The kids chosen for this program are generally headed for serious trouble. It is safe to assume that many of the boys in the Baraka program would have ended up incarcerated, or worse, had they not been selected.
Baraka School is going to begin its fourth year of operation in the fall. With 30 graduates to date, the school is having remarkable success in boosting the academic achievement of these at-risk youngsters and truly turning around their lives.
Because of the persistent resistance to school choice by some Maryland politicians, however, the State Education Department has refused to fund the Baraka School project. I do not speak of any extra funding here. I am only talking about taking the state’s cost of educating each Baraka student, which would normally have gone to the school that they had been assigned to had they remained in the public system, and allowing it to be used to educate the students in this alternative environment.
The state has absolutely refused. Were it not for the support of the Foundation, the Baraka School, which has done such an excellent job for these young men, would have closed.
So, despite greater acceptance of school choice it’s certainly premature to declare victory in the public opinion contest. Indeed, criticisms of school choice are as strident as ever and I am sure you have heard the more familiar ones.
Some say that school choice, especially vouchers, will weaken public education. My response is that choice can only strengthen public education by introducing competition and accountability into the mix. Others claim that school choice is undemocratic. My response to them is that choice is in keeping with the aspirations for freedom that formed the core of American democracy. As former Delaware Governor Pete Du Pont once wrote, “It’s about the liberty to choose what’s best for your children.” All of us should have that choice.

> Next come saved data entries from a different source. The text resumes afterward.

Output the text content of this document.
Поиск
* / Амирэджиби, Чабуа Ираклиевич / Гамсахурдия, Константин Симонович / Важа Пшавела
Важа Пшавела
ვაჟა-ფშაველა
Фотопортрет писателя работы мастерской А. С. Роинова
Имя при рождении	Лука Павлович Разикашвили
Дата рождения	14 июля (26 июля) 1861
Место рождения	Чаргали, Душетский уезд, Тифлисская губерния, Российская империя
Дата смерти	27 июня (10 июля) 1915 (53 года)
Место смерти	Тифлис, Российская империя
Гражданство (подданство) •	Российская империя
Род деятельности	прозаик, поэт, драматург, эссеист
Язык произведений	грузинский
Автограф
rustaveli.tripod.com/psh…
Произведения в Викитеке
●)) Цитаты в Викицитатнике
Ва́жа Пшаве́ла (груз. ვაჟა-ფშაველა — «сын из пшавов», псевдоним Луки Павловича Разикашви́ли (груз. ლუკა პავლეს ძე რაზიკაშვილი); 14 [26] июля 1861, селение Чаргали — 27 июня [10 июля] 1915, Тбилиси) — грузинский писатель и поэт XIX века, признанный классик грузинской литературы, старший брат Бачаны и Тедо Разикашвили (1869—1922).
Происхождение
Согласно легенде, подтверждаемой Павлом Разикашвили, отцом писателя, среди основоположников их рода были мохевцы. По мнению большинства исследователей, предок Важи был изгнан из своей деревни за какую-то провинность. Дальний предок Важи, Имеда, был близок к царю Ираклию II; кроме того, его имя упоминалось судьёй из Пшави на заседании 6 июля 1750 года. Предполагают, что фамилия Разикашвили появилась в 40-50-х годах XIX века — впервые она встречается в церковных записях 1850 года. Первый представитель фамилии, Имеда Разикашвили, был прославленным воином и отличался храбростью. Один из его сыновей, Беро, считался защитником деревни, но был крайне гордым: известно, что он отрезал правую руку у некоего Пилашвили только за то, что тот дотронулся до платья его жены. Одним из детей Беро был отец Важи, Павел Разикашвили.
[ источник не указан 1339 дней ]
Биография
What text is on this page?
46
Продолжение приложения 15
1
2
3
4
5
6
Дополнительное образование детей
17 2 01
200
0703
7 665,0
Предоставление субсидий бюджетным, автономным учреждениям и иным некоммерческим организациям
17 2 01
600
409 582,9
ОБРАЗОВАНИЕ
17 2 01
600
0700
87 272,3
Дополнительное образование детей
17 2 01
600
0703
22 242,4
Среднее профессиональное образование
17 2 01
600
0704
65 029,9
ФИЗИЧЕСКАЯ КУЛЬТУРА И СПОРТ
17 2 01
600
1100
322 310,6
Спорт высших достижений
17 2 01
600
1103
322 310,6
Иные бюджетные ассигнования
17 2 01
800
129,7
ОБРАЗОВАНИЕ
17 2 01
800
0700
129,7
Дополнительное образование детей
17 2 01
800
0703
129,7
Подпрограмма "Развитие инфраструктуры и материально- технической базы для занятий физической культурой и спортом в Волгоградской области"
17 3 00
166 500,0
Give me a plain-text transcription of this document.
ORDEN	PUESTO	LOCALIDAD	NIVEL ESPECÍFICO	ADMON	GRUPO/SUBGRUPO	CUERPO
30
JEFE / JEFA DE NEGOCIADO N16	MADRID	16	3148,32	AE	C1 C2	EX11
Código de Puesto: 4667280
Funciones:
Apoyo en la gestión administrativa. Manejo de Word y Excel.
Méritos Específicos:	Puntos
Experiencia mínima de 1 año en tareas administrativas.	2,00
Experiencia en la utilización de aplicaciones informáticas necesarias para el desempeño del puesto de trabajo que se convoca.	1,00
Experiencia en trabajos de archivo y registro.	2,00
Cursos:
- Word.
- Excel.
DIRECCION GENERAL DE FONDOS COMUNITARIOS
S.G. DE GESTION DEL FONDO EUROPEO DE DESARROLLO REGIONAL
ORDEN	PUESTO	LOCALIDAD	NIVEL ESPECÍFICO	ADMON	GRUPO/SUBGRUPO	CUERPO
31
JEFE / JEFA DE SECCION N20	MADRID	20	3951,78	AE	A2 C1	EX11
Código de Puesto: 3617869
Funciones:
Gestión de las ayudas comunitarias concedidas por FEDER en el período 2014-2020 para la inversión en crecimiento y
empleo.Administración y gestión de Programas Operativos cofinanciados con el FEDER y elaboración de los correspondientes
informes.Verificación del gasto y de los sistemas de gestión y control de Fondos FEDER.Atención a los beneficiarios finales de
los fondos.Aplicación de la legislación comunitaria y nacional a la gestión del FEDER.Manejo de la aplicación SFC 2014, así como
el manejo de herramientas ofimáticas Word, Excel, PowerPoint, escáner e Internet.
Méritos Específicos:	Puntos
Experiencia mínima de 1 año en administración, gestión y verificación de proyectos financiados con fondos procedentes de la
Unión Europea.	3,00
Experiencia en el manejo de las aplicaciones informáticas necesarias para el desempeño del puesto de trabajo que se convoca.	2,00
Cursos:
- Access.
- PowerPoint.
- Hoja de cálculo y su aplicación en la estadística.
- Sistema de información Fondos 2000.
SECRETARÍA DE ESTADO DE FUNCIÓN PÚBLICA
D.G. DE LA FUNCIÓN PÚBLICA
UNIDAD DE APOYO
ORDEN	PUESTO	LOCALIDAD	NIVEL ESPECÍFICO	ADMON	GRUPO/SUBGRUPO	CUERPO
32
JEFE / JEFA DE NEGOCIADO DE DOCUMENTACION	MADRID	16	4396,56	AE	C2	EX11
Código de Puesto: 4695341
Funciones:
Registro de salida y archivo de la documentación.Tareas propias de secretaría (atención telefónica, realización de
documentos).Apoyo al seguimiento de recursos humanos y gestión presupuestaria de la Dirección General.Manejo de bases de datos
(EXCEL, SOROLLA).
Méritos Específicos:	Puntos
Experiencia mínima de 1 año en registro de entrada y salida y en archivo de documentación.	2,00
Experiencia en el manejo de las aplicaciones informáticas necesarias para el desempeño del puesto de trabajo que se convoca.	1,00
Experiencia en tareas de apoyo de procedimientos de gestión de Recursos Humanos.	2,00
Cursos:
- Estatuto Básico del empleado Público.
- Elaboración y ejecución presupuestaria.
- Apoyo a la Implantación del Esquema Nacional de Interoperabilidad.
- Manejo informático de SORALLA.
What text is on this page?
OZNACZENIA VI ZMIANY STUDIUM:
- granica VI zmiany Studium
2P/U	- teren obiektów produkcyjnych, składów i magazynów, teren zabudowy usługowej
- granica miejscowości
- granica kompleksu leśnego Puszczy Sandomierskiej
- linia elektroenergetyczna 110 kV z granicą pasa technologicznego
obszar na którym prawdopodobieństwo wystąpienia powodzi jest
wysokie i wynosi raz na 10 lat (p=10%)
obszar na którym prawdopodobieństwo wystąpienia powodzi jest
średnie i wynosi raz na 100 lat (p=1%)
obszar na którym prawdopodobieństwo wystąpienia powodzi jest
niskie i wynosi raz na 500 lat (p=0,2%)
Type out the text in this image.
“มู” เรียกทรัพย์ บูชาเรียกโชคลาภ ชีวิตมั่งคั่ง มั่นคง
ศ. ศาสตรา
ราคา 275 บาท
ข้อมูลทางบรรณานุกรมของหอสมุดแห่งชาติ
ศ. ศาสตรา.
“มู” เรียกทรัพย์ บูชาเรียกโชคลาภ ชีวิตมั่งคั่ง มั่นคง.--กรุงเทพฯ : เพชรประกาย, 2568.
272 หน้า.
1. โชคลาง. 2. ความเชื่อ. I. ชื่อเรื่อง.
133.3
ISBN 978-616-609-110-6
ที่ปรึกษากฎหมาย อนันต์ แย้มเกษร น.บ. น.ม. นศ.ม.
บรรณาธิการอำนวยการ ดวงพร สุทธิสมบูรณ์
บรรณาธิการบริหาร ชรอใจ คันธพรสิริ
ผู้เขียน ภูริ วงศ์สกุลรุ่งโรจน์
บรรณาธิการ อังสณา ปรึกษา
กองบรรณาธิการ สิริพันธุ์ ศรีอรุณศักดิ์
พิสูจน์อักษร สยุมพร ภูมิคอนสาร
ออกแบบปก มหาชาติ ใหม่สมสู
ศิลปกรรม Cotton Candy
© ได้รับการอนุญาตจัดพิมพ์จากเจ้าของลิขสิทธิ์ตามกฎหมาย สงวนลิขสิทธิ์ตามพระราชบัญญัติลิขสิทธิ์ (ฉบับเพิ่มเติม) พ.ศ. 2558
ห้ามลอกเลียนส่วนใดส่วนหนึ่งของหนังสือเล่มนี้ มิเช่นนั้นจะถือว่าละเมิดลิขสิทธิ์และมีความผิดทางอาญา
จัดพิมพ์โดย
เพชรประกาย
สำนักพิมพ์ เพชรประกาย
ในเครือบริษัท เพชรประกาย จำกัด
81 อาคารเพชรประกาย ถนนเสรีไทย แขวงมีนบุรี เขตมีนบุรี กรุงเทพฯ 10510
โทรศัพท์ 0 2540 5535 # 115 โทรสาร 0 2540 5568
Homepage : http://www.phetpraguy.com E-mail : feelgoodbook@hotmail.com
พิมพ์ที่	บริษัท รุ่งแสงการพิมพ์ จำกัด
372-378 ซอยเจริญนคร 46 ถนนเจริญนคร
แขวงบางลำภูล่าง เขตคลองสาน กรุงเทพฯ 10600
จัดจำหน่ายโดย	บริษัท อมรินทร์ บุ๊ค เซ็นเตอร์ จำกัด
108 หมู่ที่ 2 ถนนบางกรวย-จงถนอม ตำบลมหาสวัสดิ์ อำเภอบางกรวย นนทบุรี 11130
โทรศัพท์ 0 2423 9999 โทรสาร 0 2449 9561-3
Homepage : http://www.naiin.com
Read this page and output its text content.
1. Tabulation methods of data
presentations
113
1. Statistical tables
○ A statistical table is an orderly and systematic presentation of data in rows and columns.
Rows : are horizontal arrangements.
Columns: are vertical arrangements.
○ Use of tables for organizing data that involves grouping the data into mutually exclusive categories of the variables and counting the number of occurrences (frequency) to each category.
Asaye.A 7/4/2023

Some say that school choice is elitist, or even racist. The truth is that black low-income children are among the prime victims of the nation’s failing public schools. African-American parents know this all too well. This is why they have been so open to the idea of school choice.
A recent nation poll released by the Joint Center for Political and Economic Studies found a trend toward growing support of tuition vouchers among African-American parents.
Another common criticism of school choice, and especially vouchers, is that it violates the principle of separation of church and state. A properly structured voucher program is no more a violation of the principle of separation of church and state than is the GI Bill. This program allowed military veterans to use government dollars to attend any university of their choice, public or private, religious or secular.
I am convinced that with time, and through open dialogue, critics of school choice will come to see this movement for what it is: part of an emerging new civil rights battle for the millennium, the battle for education equity. We need to give poor children the same right that children from more affluent households have long enjoyed. The right to an education that will prepare them to make a meaningful contribution to society. It is that simple.
In speaking of battles, and in closing, I remind you of those few words of wisdom from Victor Hugo: “Greater than the tread of Mighty Armies, is an Idea whose Time has Come...” As we look to the future, evidence is increasingly compelling that school choice is such an idea.



This is an example of the great thinking that can and should be commonplace within our party. Mr. Schmoke tried some progressive ideas to deal with the drug problem also. It's unfortunate that after leaving office, the Mayor hasn't been in politics.

Craig Farmer
making the word "liberal" safe again!